Maisel, now a councilman, agreed that the fix falls short.
“They’d have to be pretty fast-growing trees to make a difference now,” he said.
A city spokesman said the project was planned and designed in accordance with federal and state environmental impact guidelines, and the state Department of Transportation determined that no sound barriers were warranted.
Maisel vowed to continue pushing for the barriers, and is working to set up a meeting with newly minted transportation commissioner Polly Trottenberg. But he said there are two road blocks standing in the way of getting the barrier: precedent and money.
There are no sound barriers along the parkway, and few anywhere in Brooklyn — a fact the city has cited when turning down requests for a barrier in Bergen Beach, Maisel said.
“They’re very common, but we don’t have them in Brooklyn,” he said. “However, I think if there have never been, that doesn’t mean there shouldn’t be.”
Maisel said the department has also expressed concern that granting a barrier to one community would open the flood gates for more requests.
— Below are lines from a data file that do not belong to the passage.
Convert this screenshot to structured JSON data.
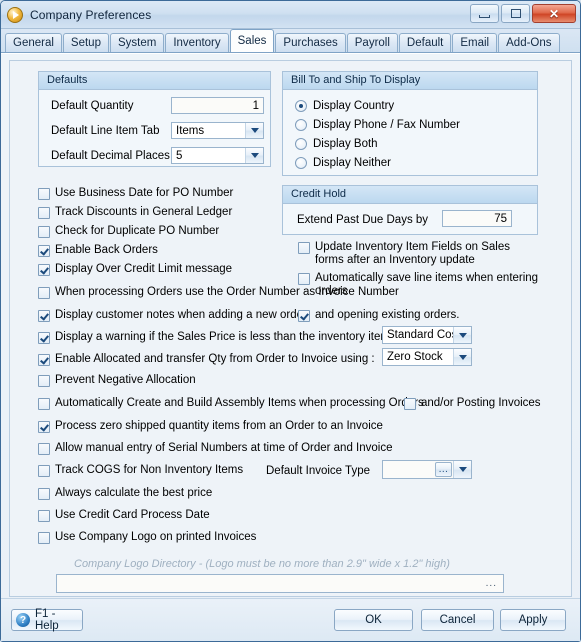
{
  "window": {
    "title": "Company Preferences",
    "icon": "play-circle-icon",
    "controls": {
      "minimize": "minimize-icon",
      "restore": "restore-icon",
      "close": "close-icon"
    }
  },
  "tabs": [
    {
      "label": "General",
      "active": false
    },
    {
      "label": "Setup",
      "active": false
    },
    {
      "label": "System",
      "active": false
    },
    {
      "label": "Inventory",
      "active": false
    },
    {
      "label": "Sales",
      "active": true
    },
    {
      "label": "Purchases",
      "active": false
    },
    {
      "label": "Payroll",
      "active": false
    },
    {
      "label": "Default",
      "active": false
    },
    {
      "label": "Email",
      "active": false
    },
    {
      "label": "Add-Ons",
      "active": false
    }
  ],
  "defaults_group": {
    "title": "Defaults",
    "quantity_label": "Default Quantity",
    "quantity_value": "1",
    "line_item_tab_label": "Default Line Item Tab",
    "line_item_tab_value": "Items",
    "decimal_places_label": "Default Decimal Places",
    "decimal_places_value": "5"
  },
  "bill_ship_group": {
    "title": "Bill To and Ship To Display",
    "options": [
      {
        "label": "Display Country",
        "selected": true
      },
      {
        "label": "Display Phone / Fax Number",
        "selected": false
      },
      {
        "label": "Display Both",
        "selected": false
      },
      {
        "label": "Display Neither",
        "selected": false
      }
    ]
  },
  "credit_hold_group": {
    "title": "Credit Hold",
    "extend_label": "Extend Past Due Days by",
    "extend_value": "75"
  },
  "right_checkboxes": [
    {
      "label": "Update Inventory Item Fields on Sales forms after an Inventory update",
      "checked": false
    },
    {
      "label": "Automatically save line items when entering orders",
      "checked": false
    }
  ],
  "left_checkboxes": [
    {
      "label": "Use Business Date for PO Number",
      "checked": false
    },
    {
      "label": "Track Discounts in General Ledger",
      "checked": false
    },
    {
      "label": "Check for Duplicate PO Number",
      "checked": false
    },
    {
      "label": "Enable Back Orders",
      "checked": true
    },
    {
      "label": "Display Over Credit Limit message",
      "checked": true
    },
    {
      "label": "When processing Orders use the Order Number as Invoice Number",
      "checked": false
    },
    {
      "label": "Display customer notes when adding a new order",
      "checked": true
    },
    {
      "label": "Display a warning if the Sales Price is less than the inventory items",
      "checked": true
    },
    {
      "label": "Enable Allocated and transfer Qty from Order to Invoice using :",
      "checked": true
    },
    {
      "label": "Prevent Negative Allocation",
      "checked": false
    },
    {
      "label": "Automatically Create and Build Assembly Items when processing Orders",
      "checked": false
    },
    {
      "label": "Process zero shipped quantity items from an Order to an Invoice",
      "checked": true
    },
    {
      "label": "Allow manual entry of Serial Numbers at time of Order and Invoice",
      "checked": false
    },
    {
      "label": "Track COGS for Non Inventory Items",
      "checked": false
    },
    {
      "label": "Always calculate the best price",
      "checked": false
    },
    {
      "label": "Use Credit Card Process Date",
      "checked": false
    },
    {
      "label": "Use Company Logo on printed Invoices",
      "checked": false
    }
  ],
  "inline_checkboxes": {
    "opening_existing_orders": {
      "label": "and opening existing orders.",
      "checked": true
    },
    "posting_invoices": {
      "label": "and/or Posting Invoices",
      "checked": false
    }
  },
  "dropdowns": {
    "sales_price_basis": "Standard Cost",
    "allocation_basis": "Zero Stock",
    "default_invoice_type_label": "Default Invoice Type",
    "default_invoice_type_value": ""
  },
  "logo": {
    "hint": "Company Logo Directory - (Logo must be no more than 2.9\" wide x 1.2\" high)",
    "path_value": "",
    "browse_label": "..."
  },
  "footer": {
    "help_label": "F1 - Help",
    "ok_label": "OK",
    "cancel_label": "Cancel",
    "apply_label": "Apply"
  }
}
But Bergen Beach residents say that if they let the city get away with moving the parkway closer to their neighborhood while removing their natural sound barrier, it could put other communities at risk of similar treatment.
“What they did to us set a precedent,” Buono said. “They took the liberty of shoving a three-lane highway into our homes.”
Then there is the cost, which might exceed the $9 million the Parks Department has set aside for trees, but the Department of Transportation spokesman would not say how much such a barrier would cost.
Buono said the next step is legal action, and he has already consulted his attorney.
“He said we could possibly do some sort of class-action suit,” he Buono.
For now, Buono and neighbors are left longing for the past.
“When we moved into the neighborhood, it was quiet,” he said. “You couldn’t even hear the Belt Parkway. We want that back.”